Senescent cells and their robust secretome mediate age-related changes in the structure and function of multiple tissues, including skeletal muscle. Correspondingly, there is great interest in identifying strategies to either eliminate (senolytics) or alter the behavior (senomorphics) of senescent cells. This seminar will briefly highlight the evidence for cellular senescence as a mediator of skeletal muscle loss in the context of aging and cancer and showcase the effects of new pharmacological senolytic and senomorphic compounds in preclinical models. Moreover, it will demonstrate that cornerstones of healthy aging, including exercise and diet, influence biomarkers of cellular senescence in humans.

1. Senotherapeutic drug treatment ameliorates chemotherapy-induced cachexia.
   Englund DA, Jolliffe AM, Hanson GJ, Aversa Z, Zhang X, Jiang X, White TA, Zhang L, Monroe DG, Robbins PD, Niedernhofer LJ, Kamenecka TM, Khosla S, LeBrasseur NK.JCI Insight. 2024 Jan 23;9(2):e169512. doi: 10.1172/jci.insight.169512.PMID: 38051584 Free PMC article.
   
   
2. Biomarkers of Cellular Senescence Predict the Onset of Mobility Disability and Are Reduced by Physical Activity in Older Adults.
   Fielding RA, Atkinson EJ, Aversa Z, White TA, Heeren AA, Mielke MM, Cummings SR, Pahor M, Leeuwenburgh C, LeBrasseur NK.J Gerontol A Biol Sci Med Sci. 2024 Mar 1;79(3):glad257. doi: 10.1093/gerona/glad257.PMID: 37948612 Free PMC article. Clinical Trial.
   
   
3. Characterization of cellular senescence in aging skeletal muscle.
   Zhang X, Habiballa L, Aversa Z, Ng YE, Sakamoto AE, Englund DA, Pearsall VM, White TA, Robinson MM, Rivas DA, Dasari S, Hruby AJ, Lagnado AB, Jachim SK, Granic A, Sayer AA, Jurk D, Lanza IR, Khosla S, Fielding RA, Nair KS, Schafer MJ, Passos JF, LeBrasseur NK.Nat Aging. 2022 Jul;2(7):601-615. doi: 10.1038/s43587-022-00250-8. Epub 2022 Jul 15.PMID: 36147777 Free PMC article.

Nathan LeBrasseur, PT, PhD, holds the Noaber Foundation Professorship in Aging Research and has appointments in the Department of Physical Medicine and Rehabilitation and the Department of Physiology and Biomedical Engineering at Mayo Clinic.

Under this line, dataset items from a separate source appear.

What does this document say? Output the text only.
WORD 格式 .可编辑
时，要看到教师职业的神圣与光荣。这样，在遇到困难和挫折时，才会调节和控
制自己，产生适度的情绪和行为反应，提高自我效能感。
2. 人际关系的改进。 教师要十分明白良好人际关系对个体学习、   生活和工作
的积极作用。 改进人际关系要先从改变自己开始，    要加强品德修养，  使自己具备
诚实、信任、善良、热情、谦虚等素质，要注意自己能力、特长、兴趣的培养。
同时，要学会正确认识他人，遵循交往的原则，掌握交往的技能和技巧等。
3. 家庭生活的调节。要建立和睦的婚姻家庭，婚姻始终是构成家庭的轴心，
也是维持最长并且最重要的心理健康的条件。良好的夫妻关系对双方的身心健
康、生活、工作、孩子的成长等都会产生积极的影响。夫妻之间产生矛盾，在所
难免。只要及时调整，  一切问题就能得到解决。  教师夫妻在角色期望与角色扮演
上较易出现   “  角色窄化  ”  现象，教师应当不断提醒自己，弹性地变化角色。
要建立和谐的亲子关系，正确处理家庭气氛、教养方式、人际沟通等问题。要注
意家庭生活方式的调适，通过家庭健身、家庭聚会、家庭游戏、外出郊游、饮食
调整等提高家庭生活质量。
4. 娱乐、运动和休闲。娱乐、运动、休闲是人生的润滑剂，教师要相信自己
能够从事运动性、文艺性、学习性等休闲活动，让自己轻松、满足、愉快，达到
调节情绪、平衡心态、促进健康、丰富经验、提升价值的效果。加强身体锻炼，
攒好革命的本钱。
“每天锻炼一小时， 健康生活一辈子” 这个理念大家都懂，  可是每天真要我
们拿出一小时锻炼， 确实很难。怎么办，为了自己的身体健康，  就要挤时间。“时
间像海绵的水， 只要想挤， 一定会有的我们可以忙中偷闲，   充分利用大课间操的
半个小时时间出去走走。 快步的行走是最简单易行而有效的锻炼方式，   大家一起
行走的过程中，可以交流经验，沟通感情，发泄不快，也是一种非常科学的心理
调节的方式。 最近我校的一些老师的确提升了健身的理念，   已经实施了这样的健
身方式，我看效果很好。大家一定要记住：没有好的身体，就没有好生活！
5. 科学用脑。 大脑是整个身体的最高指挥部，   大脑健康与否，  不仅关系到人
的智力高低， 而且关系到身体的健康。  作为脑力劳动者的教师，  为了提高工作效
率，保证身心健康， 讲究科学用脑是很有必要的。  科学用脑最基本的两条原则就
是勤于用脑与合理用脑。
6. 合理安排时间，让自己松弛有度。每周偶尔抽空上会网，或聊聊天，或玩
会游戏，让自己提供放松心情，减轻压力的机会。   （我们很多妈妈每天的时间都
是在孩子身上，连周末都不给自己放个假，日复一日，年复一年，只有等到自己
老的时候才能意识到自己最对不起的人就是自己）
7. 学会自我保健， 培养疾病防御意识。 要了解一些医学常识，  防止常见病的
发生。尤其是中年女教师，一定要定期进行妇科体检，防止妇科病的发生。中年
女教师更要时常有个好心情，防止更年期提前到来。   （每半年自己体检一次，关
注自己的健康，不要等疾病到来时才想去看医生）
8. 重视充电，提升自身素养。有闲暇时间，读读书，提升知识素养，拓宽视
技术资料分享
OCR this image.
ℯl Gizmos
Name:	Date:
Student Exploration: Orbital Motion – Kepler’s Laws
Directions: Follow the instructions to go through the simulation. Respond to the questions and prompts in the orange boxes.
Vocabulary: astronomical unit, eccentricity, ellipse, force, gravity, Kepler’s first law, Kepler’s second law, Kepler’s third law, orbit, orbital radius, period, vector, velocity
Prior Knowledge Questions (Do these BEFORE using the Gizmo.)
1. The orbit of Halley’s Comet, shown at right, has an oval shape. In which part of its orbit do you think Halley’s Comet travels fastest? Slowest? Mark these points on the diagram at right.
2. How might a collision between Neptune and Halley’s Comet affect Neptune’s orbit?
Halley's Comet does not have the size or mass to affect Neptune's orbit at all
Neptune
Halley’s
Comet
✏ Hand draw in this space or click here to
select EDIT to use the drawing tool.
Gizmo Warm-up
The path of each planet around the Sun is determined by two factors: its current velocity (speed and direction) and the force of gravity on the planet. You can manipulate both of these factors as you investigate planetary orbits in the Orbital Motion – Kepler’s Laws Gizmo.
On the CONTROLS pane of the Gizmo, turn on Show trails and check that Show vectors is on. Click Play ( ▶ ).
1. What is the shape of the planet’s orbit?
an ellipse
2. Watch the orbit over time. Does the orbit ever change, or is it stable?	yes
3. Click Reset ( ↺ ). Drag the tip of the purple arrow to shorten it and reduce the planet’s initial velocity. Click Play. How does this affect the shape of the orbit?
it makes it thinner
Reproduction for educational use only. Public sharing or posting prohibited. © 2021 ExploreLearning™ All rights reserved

Dr. LeBrasseur is the Director of the Robert and Arlene Kogod Center on Aging and the Co-Director of the Paul F. Glenn Center for Biology of Aging Research at Mayo Clinic. He is the recent chair of the NIH Cellular Mechanisms in Aging and Development Study Section. Dr. LeBrasseur’s research team conducts translational “bench-to-bedside” research on strategies to improve physical function, metabolism, and resilience in the face of aging and disease. His latest work has centered on cellular senescence, a fundamental mechanism of aging, and interventions to counter this process to extend healthspan. Dr. LeBrasseur has received the Glenn Award for Research in Biological Mechanisms of Aging, the Nathan W. Shock Award Lecture from the National Institute on Aging, and the Vincent Cristofalo Rising Star Award in Aging Research from the American Federation for Aging Research. He is a Fellow of the Gerontological Society of America.